El asintió y siguió en su computador jugando su juego de gatos que salvaban al mundo.



Después de unas horas de plática, Mikhail se fue a dormir, y yo me fui a mi habitación, donde Mila estaba sentada en el suelo viendo la televisión.

—¿No tienes televisión en tu cuarto?

—No tengo Netflix en mi cuarto —corrigió.

Rodé los ojos y me recosté en mi cama.

—¿Que quieres para cenar? —pregunté— Tengo antojo de carne.

—Salte a cazar.

Le aventé un zapato que esquivo sin parpadear.

—Pide lo que quieras —se encogió de hombros, mientras se acurrucaba en su manta.

Desde pequeña, Mila siempre acostumbraba a recostarse en el suelo.

Primero, lo hacía en el tiempo de calor, pues decía que el piso estaba muy fresco.

Pero después de que la secuestraron, lo hacía también en tiempo de frío.
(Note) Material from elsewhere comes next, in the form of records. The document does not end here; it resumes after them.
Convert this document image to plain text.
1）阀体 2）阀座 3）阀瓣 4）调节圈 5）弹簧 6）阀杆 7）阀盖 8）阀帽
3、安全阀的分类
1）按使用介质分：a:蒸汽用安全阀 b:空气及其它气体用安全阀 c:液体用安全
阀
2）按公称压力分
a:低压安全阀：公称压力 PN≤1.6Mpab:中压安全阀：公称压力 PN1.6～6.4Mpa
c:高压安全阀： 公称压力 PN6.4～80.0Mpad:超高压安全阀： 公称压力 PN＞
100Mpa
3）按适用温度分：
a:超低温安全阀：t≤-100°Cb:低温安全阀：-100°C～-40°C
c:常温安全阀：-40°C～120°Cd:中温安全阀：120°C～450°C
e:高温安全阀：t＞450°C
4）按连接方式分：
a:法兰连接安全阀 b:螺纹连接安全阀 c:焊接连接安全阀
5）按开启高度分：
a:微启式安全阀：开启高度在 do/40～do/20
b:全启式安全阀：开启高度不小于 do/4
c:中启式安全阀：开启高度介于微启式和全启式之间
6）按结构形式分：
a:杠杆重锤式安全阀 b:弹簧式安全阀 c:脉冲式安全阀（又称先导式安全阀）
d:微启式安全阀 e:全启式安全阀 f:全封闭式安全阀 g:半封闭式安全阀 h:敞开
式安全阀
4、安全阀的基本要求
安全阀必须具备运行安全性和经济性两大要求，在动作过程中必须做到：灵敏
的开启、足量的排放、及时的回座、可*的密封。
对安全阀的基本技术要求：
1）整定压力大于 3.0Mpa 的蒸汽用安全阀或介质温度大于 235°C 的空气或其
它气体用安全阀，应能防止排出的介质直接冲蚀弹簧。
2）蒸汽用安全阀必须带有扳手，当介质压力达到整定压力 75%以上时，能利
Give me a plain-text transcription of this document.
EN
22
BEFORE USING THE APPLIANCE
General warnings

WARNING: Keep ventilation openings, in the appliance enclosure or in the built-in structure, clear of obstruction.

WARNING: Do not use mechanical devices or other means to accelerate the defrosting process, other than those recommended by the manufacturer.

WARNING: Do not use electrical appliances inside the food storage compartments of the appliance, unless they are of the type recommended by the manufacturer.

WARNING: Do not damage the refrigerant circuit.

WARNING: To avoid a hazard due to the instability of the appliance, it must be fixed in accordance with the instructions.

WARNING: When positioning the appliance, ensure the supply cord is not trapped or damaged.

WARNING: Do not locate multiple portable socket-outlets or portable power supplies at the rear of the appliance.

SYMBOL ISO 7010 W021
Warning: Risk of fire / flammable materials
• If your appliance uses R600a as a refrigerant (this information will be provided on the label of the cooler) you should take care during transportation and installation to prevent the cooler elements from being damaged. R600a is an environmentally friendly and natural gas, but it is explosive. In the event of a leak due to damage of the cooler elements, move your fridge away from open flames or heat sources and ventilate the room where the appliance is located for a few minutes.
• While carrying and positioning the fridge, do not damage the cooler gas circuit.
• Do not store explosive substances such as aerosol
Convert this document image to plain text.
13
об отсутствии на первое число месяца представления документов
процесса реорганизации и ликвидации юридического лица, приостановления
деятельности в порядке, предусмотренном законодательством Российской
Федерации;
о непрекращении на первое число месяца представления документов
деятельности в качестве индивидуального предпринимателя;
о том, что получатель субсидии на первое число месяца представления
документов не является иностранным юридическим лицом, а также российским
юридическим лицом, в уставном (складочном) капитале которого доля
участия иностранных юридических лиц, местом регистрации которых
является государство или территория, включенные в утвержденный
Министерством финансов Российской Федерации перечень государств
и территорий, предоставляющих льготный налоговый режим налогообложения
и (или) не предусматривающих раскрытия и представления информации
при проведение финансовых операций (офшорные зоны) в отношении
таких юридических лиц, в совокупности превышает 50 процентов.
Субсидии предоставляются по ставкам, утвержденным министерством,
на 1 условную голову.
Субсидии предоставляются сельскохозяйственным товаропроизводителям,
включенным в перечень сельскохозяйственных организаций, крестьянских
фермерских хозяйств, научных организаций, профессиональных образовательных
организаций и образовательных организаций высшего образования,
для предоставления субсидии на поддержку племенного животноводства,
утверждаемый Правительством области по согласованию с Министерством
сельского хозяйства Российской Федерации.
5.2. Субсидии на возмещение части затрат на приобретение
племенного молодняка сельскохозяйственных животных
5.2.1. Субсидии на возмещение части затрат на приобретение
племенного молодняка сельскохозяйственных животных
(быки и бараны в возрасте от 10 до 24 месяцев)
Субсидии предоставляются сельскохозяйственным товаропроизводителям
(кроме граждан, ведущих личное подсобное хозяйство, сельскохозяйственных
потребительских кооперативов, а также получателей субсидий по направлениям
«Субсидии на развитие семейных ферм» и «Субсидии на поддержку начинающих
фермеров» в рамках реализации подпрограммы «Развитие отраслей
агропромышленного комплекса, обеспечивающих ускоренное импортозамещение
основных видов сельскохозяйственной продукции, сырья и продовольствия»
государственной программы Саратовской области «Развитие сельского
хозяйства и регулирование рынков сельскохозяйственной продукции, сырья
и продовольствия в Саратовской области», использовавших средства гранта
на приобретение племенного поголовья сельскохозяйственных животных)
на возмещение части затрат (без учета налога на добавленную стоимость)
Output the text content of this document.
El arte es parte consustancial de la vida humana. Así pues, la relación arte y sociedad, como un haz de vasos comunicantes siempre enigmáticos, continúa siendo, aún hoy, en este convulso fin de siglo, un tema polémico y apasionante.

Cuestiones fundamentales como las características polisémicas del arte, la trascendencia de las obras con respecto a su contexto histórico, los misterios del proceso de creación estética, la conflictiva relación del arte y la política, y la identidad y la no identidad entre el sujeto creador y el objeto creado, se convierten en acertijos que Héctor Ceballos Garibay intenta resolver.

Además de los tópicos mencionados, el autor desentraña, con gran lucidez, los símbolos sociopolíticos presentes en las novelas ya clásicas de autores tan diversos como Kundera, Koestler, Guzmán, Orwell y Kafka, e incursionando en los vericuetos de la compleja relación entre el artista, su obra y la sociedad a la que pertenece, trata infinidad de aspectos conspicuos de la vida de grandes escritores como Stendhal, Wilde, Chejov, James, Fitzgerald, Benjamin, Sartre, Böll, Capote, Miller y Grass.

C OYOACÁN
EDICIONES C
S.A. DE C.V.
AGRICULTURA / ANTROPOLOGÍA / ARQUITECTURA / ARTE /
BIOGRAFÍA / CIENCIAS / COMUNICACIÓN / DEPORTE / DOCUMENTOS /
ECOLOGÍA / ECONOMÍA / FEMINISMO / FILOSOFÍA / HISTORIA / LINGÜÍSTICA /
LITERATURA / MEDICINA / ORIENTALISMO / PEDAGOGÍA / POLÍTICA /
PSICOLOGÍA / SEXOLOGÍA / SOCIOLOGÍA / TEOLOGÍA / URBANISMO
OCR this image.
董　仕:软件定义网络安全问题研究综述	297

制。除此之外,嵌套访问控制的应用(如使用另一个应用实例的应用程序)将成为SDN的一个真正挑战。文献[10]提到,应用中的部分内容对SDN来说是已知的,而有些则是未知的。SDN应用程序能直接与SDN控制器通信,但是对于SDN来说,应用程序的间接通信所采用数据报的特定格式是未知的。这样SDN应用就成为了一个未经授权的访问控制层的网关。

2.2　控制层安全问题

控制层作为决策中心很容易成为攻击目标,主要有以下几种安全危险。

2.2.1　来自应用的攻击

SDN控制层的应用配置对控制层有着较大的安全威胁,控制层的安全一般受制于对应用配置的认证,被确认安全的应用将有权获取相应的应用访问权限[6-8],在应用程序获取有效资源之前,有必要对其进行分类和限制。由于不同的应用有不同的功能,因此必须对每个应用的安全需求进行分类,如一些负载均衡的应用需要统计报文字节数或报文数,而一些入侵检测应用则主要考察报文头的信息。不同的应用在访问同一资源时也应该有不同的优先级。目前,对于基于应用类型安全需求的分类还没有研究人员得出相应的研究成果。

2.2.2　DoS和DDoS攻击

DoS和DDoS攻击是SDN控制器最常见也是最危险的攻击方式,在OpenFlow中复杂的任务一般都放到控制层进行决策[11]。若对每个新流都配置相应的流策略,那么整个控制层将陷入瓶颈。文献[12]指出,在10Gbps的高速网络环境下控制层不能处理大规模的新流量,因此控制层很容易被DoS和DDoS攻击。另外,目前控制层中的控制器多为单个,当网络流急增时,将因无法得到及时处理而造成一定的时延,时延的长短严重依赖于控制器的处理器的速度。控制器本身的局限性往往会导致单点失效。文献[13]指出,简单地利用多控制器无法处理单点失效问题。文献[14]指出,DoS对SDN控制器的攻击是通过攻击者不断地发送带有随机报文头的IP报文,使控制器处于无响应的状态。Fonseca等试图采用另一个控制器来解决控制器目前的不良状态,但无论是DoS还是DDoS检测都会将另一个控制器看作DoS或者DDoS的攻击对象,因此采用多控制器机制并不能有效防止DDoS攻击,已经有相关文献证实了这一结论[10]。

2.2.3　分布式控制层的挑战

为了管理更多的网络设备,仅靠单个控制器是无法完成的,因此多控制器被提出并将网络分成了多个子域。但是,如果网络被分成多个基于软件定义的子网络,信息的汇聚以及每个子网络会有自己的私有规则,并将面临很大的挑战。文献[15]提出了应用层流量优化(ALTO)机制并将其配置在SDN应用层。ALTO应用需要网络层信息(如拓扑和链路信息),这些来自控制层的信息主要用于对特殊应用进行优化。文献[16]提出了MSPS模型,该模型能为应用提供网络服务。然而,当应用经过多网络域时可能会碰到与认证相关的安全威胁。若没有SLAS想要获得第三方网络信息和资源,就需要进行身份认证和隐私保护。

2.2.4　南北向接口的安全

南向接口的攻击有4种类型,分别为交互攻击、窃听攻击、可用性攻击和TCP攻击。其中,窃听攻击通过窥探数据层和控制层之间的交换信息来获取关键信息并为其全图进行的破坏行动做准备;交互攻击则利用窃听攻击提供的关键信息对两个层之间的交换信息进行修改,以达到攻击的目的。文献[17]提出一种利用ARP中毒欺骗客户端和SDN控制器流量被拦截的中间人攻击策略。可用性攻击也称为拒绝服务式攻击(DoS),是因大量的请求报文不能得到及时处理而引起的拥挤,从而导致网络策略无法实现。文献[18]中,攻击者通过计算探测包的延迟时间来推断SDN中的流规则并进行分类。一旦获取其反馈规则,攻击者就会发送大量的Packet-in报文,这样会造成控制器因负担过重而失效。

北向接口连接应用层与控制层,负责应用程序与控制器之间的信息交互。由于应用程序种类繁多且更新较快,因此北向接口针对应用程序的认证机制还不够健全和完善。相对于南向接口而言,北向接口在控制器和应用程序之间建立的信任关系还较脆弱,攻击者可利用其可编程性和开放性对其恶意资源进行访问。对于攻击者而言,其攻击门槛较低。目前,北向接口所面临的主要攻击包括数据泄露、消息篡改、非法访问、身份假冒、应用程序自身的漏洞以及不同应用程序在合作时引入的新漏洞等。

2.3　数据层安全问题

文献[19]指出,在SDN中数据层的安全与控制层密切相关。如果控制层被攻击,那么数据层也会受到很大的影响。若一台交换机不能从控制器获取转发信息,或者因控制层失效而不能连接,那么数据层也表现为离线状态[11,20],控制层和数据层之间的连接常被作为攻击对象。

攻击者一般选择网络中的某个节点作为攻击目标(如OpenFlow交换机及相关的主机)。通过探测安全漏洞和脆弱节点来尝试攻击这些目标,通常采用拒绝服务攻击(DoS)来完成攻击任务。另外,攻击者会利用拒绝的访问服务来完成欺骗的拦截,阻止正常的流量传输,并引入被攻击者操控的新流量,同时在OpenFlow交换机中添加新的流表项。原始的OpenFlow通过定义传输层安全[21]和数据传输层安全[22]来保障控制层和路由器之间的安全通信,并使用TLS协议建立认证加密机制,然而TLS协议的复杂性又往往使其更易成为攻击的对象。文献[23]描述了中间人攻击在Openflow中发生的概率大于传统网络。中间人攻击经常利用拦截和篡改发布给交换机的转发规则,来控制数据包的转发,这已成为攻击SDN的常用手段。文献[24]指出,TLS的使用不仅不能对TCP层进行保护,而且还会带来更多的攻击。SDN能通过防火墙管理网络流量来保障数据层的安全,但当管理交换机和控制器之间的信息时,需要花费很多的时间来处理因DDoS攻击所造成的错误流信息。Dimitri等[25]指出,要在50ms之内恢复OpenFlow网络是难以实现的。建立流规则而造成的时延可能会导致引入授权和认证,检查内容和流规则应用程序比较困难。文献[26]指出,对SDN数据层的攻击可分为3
Nunca nos quiso contar exactamente qué fue lo que sucedió, pero si quienes fueron.

Los Andreyev.



Mila tenía siete años y estaba en el parque con mi madre.

Mientras ella jugaba con sus amigas, la mujer hablaba con la madre de una de las pequeñas.

Pero se concentraron tanto en su mundo, que no fue hasta quince minutos después, que se dieron cuenta de que Mila no estaba por ningún lado.

Comenzaron a preguntarle a los niños y a las niñas si la habían visto, a lo que ellos respondían que no, y que la última vez que la habían visto, ella estaba en los columpios.

Mi madre regresó a la casa después de una hora de no encontrar a Mila.

Estaba paranoica. No dejaba de gritar y de llorar, diciéndonos que hiciéramos algo.

Pero después mi padre también comenzó a gritarla.

Y a golpearla.

Él jamás había sido de esa manera, siempre había sido un padre y esposo ejemplar.

Ni siquiera con sus víctimas era tan violento, y si lo hacía, siempre se aseguraba de que Mila y yo no estuviéramos presentes, ni siquiera nuestra madre.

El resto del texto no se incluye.